Etat dépressif d’un salarié : la négligence ou l'inertie de l'employeur relève de la faute inexcusable

Posté le 8 juillet 2014 | Dernière mise à jour le 13 mars 2020

La Cour de cassation enfonce le clou : un employeur peut être condamné pour faute inexcusable lorsqu’il a provoqué et/ou négligé l’état dépressif d’un salarié.

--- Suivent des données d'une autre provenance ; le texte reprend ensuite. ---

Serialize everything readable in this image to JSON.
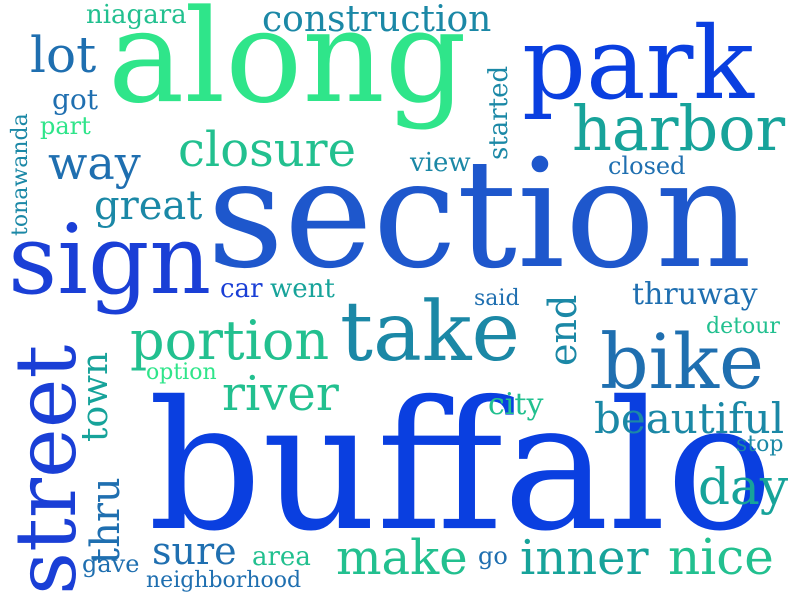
{
  "words": {
    "buffalo": "buffalo",
    "section": "section",
    "along": "along",
    "park": "park",
    "sign": "sign",
    "street": "street",
    "take": "take",
    "bike": "bike",
    "harbor": "harbor",
    "portion": "portion",
    "closure": "closure",
    "construction": "construction",
    "lot": "lot",
    "way": "way",
    "river": "river",
    "day": "day",
    "nice": "nice",
    "make": "make",
    "inner": "inner",
    "beautiful": "beautiful",
    "great": "great",
    "sure": "sure",
    "end": "end",
    "thruway": "thruway",
    "town": "town",
    "thru": "thru",
    "niagara": "niagara",
    "got": "got",
    "part": "part",
    "tonawanda": "tonawanda",
    "view": "view",
    "started": "started",
    "closed": "closed",
    "car": "car",
    "went": "went",
    "said": "said",
    "detour": "detour",
    "option": "option",
    "city": "city",
    "stop": "stop",
    "gave": "gave",
    "area": "area",
    "go": "go",
    "neighborhood": "neighborhood"
  },
  "colors": {
    "deep_blue": "#0a3fe0",
    "royal_blue": "#1a3fd6",
    "blue": "#1e57cc",
    "steel_blue": "#1f6fb0",
    "teal_blue": "#1b88a6",
    "teal": "#17a39a",
    "sea_green": "#22c08f",
    "mint": "#2fe58a"
  }
}
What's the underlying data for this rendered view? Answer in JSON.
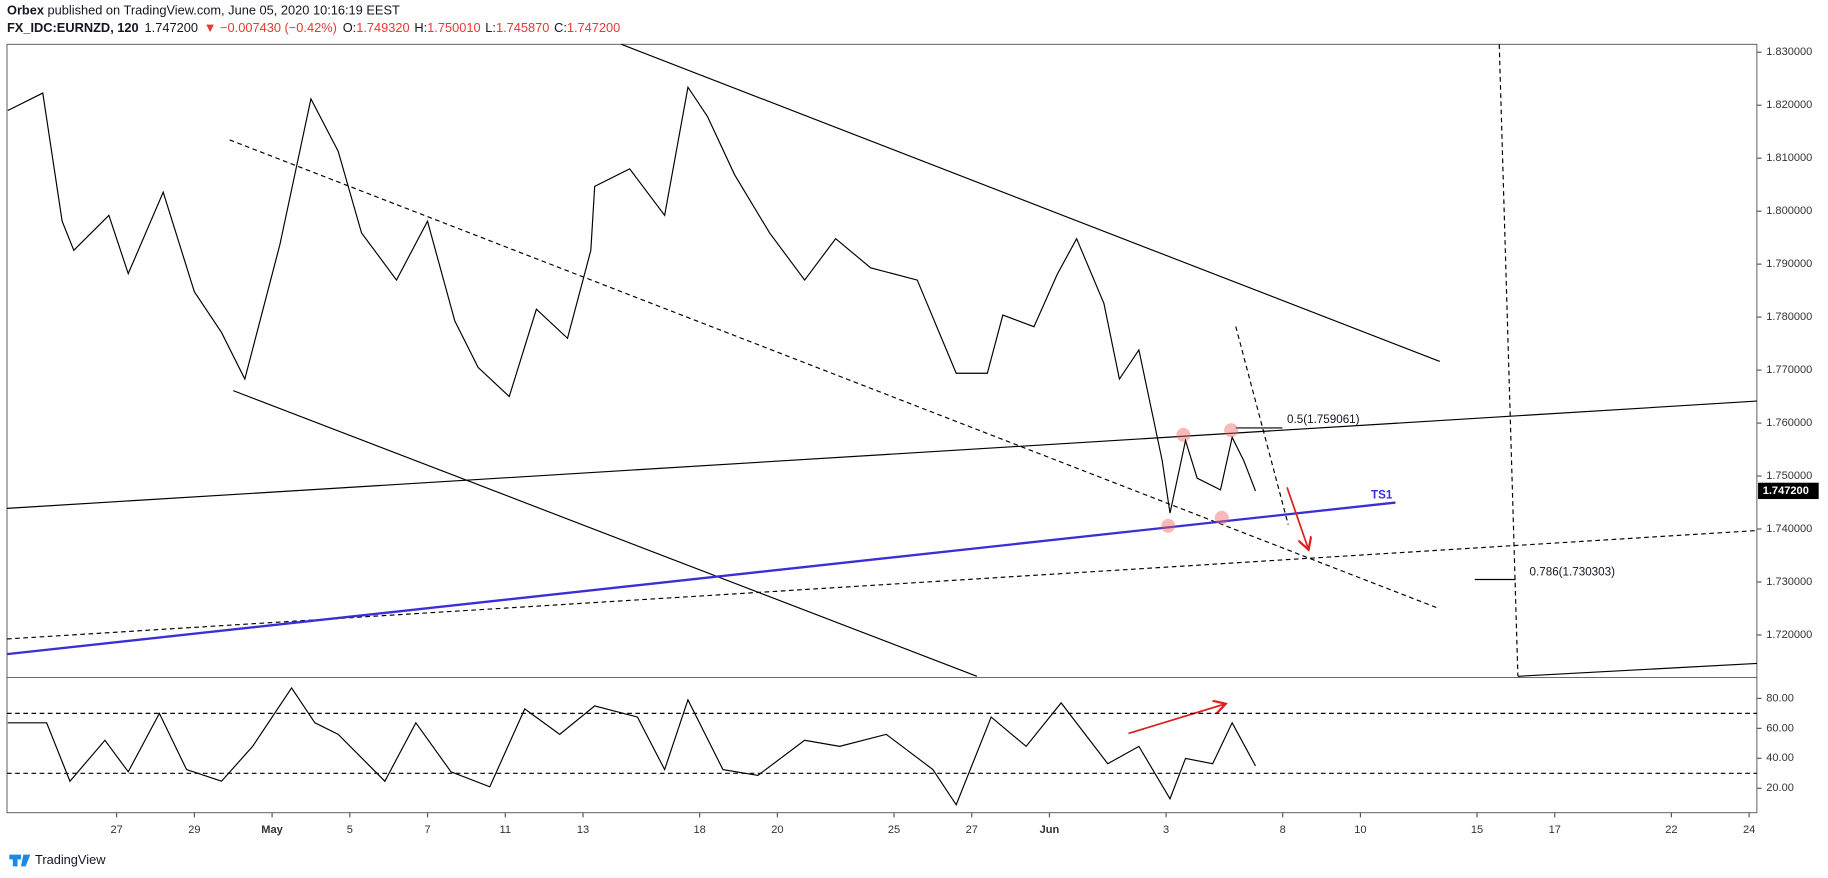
{
  "header": {
    "publisher": "Orbex",
    "published": "published on TradingView.com, June 05, 2020 10:16:19 EEST",
    "symbol": "FX_IDC:EURNZD, 120",
    "close": "1.747200",
    "change": "▼ −0.007430 (−0.42%)",
    "ohlc": [
      {
        "label": "O:",
        "value": "1.749320"
      },
      {
        "label": "H:",
        "value": "1.750010"
      },
      {
        "label": "L:",
        "value": "1.745870"
      },
      {
        "label": "C:",
        "value": "1.747200"
      }
    ]
  },
  "footer": "TradingView",
  "chart_data": [
    {
      "type": "line",
      "color": "#000000",
      "x": [
        -2.8,
        -1.9,
        -1.4,
        -1.1,
        -0.2,
        0.3,
        1.2,
        2.0,
        2.7,
        3.3,
        4.2,
        5.0,
        5.7,
        6.3,
        7.2,
        8.0,
        8.7,
        9.3,
        10.1,
        10.8,
        11.6,
        12.2,
        12.3,
        13.2,
        14.1,
        14.7,
        15.2,
        15.9,
        16.8,
        17.7,
        18.5,
        19.4,
        20.6,
        21.6,
        22.4,
        22.8,
        23.6,
        24.2,
        24.7,
        25.4,
        25.8,
        26.3,
        26.9,
        27.1,
        27.5,
        27.8,
        28.4,
        28.7,
        29.0,
        29.3
      ],
      "values": [
        1.819,
        1.8223,
        1.7981,
        1.7926,
        1.7992,
        1.7882,
        1.8036,
        1.7848,
        1.7771,
        1.7683,
        1.7937,
        1.8212,
        1.8113,
        1.7959,
        1.787,
        1.7981,
        1.7793,
        1.7705,
        1.765,
        1.7815,
        1.776,
        1.7926,
        1.8047,
        1.808,
        1.7992,
        1.8234,
        1.8179,
        1.8069,
        1.7959,
        1.787,
        1.7948,
        1.7893,
        1.787,
        1.7694,
        1.7694,
        1.7804,
        1.7782,
        1.7881,
        1.7948,
        1.7826,
        1.7683,
        1.7738,
        1.7529,
        1.743,
        1.7567,
        1.7496,
        1.7474,
        1.7573,
        1.7529,
        1.7472
      ],
      "last_label": "1.747200",
      "xlim": [
        -2.82,
        42.2
      ],
      "ylim": [
        1.7122,
        1.8315
      ],
      "yticks": [
        {
          "value": 1.72,
          "label": "1.720000"
        },
        {
          "value": 1.73,
          "label": "1.730000"
        },
        {
          "value": 1.74,
          "label": "1.740000"
        },
        {
          "value": 1.75,
          "label": "1.750000"
        },
        {
          "value": 1.76,
          "label": "1.760000"
        },
        {
          "value": 1.77,
          "label": "1.770000"
        },
        {
          "value": 1.78,
          "label": "1.780000"
        },
        {
          "value": 1.79,
          "label": "1.790000"
        },
        {
          "value": 1.8,
          "label": "1.800000"
        },
        {
          "value": 1.81,
          "label": "1.810000"
        },
        {
          "value": 1.82,
          "label": "1.820000"
        },
        {
          "value": 1.83,
          "label": "1.830000"
        }
      ],
      "annotations": [
        "0.5(1.759061)",
        "0.786(1.730303)",
        "TS1"
      ]
    },
    {
      "type": "line",
      "color": "#000000",
      "x": [
        -2.8,
        -1.8,
        -1.2,
        -0.3,
        0.3,
        1.1,
        1.8,
        2.7,
        3.5,
        4.5,
        5.1,
        5.7,
        6.9,
        7.7,
        8.6,
        9.6,
        10.5,
        11.4,
        12.3,
        13.4,
        14.1,
        14.7,
        15.6,
        16.5,
        17.7,
        18.6,
        19.8,
        21.0,
        21.6,
        22.5,
        23.4,
        24.3,
        25.5,
        26.3,
        27.1,
        27.5,
        28.2,
        28.7,
        29.3
      ],
      "values": [
        63.7,
        63.7,
        24.7,
        52,
        31,
        70,
        32.5,
        24.7,
        48,
        87,
        63.7,
        56,
        24.7,
        63.7,
        31,
        21,
        73,
        56,
        75,
        67.5,
        32.5,
        79,
        32.5,
        28.6,
        52,
        48,
        56,
        32.5,
        9,
        67.5,
        48,
        77,
        36.4,
        48,
        13,
        40,
        36.4,
        63.7,
        35
      ],
      "xlim": [
        -2.82,
        42.2
      ],
      "ylim": [
        3.7,
        93.2
      ],
      "yticks": [
        {
          "value": 20,
          "label": "20.00"
        },
        {
          "value": 40,
          "label": "40.00"
        },
        {
          "value": 60,
          "label": "60.00"
        },
        {
          "value": 80,
          "label": "80.00"
        }
      ],
      "bands": [
        30,
        70
      ],
      "xticks": [
        {
          "value": 0,
          "label": "27"
        },
        {
          "value": 2,
          "label": "29"
        },
        {
          "value": 4,
          "label": "May"
        },
        {
          "value": 6,
          "label": "5"
        },
        {
          "value": 8,
          "label": "7"
        },
        {
          "value": 10,
          "label": "11"
        },
        {
          "value": 12,
          "label": "13"
        },
        {
          "value": 15,
          "label": "18"
        },
        {
          "value": 17,
          "label": "20"
        },
        {
          "value": 20,
          "label": "25"
        },
        {
          "value": 22,
          "label": "27"
        },
        {
          "value": 24,
          "label": "Jun"
        },
        {
          "value": 27,
          "label": "3"
        },
        {
          "value": 30,
          "label": "8"
        },
        {
          "value": 32,
          "label": "10"
        },
        {
          "value": 35,
          "label": "15"
        },
        {
          "value": 37,
          "label": "17"
        },
        {
          "value": 40,
          "label": "22"
        },
        {
          "value": 42,
          "label": "24"
        }
      ]
    }
  ]
}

Un cadre de la société Renault a été retrouvé mort noyé dans un plan d’eau situé sur un terrain appartenant à l’employeur. L’enquête démontre que ce suicide était relié à des problèmes professionnels. En effet, sur son avant-dernier poste, le cadre en question avait été affecté à un poste pour lequel il n’avait pas les connaissances requises sans que l’employeur se préoccupe de lui donner la formation nécessaire. Cette situation avait créé chez l’intéressé un profond désarroi se traduisant par des échanges de courriels avec les membres de son équipe et son supérieur hiérarchique dans lesquels il avait sollicité, en vain, l’aide nécessaire pour effectuer les missions confiées dans les délais impartis.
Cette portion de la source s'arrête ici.